Rheinische Post Duesseldorf Meerbusch
Zwei Herzensbrecher in Liebesnöten
Bei RTL kämpfen nun Bachelors im Doppelpack um die Neigung der Damen. Wie das ausgehen kann, zeigen Musik und Literatur.
DÜSSELDORF Bei Mozart kann jeder RTL-Bachelor lernen, dass erotischer Kontakt zu sehr vielen Frauen ins Verderben führt. In der sogenannten Registerarie zählt der Diener Leporello auf, wie viele Frauen sein Herr Don Giovanni schon bezirzt, verführt, brüskiert, verwirrt und am Ende fallengelassen hat: allein in Spanien „mille e tre“, also 1003. Eine imposante Eroberungsleistung, von welcher sogar der legendäre Signor Casanova nur träumen konnte. Den gab es übrigens wirklich. Der mythische Don Giovanni wurde für seine Unersättlichkeit mit dem Tod bestraft.
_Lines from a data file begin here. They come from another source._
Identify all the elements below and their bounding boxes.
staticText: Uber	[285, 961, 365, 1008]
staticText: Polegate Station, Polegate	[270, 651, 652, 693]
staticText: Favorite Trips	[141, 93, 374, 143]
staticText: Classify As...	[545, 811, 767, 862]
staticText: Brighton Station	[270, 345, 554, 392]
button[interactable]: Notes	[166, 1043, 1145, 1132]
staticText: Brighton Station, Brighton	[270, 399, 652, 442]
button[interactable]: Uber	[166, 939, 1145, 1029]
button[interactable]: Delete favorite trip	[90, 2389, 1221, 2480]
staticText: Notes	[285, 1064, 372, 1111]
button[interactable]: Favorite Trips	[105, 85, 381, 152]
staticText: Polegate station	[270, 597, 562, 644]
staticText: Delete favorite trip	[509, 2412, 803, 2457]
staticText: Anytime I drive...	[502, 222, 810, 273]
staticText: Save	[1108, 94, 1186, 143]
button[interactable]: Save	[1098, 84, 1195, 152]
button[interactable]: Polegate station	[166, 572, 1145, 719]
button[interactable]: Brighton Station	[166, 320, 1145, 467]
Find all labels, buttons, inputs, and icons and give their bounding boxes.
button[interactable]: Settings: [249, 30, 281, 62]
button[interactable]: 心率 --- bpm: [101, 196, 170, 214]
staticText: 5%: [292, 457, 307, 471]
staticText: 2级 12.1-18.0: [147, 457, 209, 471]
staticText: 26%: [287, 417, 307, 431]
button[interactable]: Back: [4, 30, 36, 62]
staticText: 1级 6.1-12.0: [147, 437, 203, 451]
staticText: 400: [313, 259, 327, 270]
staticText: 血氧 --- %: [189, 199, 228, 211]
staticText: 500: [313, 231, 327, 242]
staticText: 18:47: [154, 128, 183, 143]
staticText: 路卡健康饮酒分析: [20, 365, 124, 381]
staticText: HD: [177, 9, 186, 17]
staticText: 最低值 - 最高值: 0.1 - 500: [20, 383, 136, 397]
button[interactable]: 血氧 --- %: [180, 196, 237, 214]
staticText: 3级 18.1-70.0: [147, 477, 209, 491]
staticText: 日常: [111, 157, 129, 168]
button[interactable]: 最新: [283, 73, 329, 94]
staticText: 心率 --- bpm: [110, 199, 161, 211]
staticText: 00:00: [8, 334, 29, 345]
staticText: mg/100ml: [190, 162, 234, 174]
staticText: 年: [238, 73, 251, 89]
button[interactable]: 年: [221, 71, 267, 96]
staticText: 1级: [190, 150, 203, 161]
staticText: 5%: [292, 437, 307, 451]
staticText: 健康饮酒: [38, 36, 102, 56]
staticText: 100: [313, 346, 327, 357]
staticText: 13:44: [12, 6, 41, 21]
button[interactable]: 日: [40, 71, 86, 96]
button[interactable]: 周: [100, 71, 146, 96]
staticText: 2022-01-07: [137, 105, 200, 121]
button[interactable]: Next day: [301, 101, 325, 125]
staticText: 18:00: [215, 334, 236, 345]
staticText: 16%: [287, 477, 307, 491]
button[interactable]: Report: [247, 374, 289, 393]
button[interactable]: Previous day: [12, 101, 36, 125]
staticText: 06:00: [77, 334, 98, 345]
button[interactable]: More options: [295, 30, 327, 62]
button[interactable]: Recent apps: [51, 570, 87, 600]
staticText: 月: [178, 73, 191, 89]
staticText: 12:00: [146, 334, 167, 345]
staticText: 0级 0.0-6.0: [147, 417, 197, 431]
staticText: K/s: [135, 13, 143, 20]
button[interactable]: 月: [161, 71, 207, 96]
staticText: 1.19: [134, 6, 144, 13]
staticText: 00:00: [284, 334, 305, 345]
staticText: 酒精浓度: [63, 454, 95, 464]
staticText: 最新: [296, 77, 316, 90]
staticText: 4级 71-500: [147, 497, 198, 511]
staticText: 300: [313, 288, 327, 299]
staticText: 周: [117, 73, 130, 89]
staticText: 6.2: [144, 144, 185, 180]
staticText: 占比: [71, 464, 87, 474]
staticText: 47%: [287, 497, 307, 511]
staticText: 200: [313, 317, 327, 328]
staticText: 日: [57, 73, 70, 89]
Der RTL-Bachelor bringt es in einer Staffel auf knapp über 20 Herzdamen, eine stattliche Auswahl, auf die er sich nichts einbilden darf. Manche Dame und er scheinen als potenzielles Paar ebenso ausgeschlossen wie etwa Sahra Wagenknecht und Oliver Pocher. Einige Kandidatinnen disqualifizieren sich selbst für das intime Rendezvous im „Einzel-Date“und erfüllen einzig den Zweck, Zickenkrieg zu entfachen („Guck mal, wie die sich ranschmeißt“). Diese Verwalterinnen der miesen Laune in der „Ladys Villa“kann keiner leiden, sie werden sieben Folgen lang geduldet und dann abserviert. Das weiß jeder.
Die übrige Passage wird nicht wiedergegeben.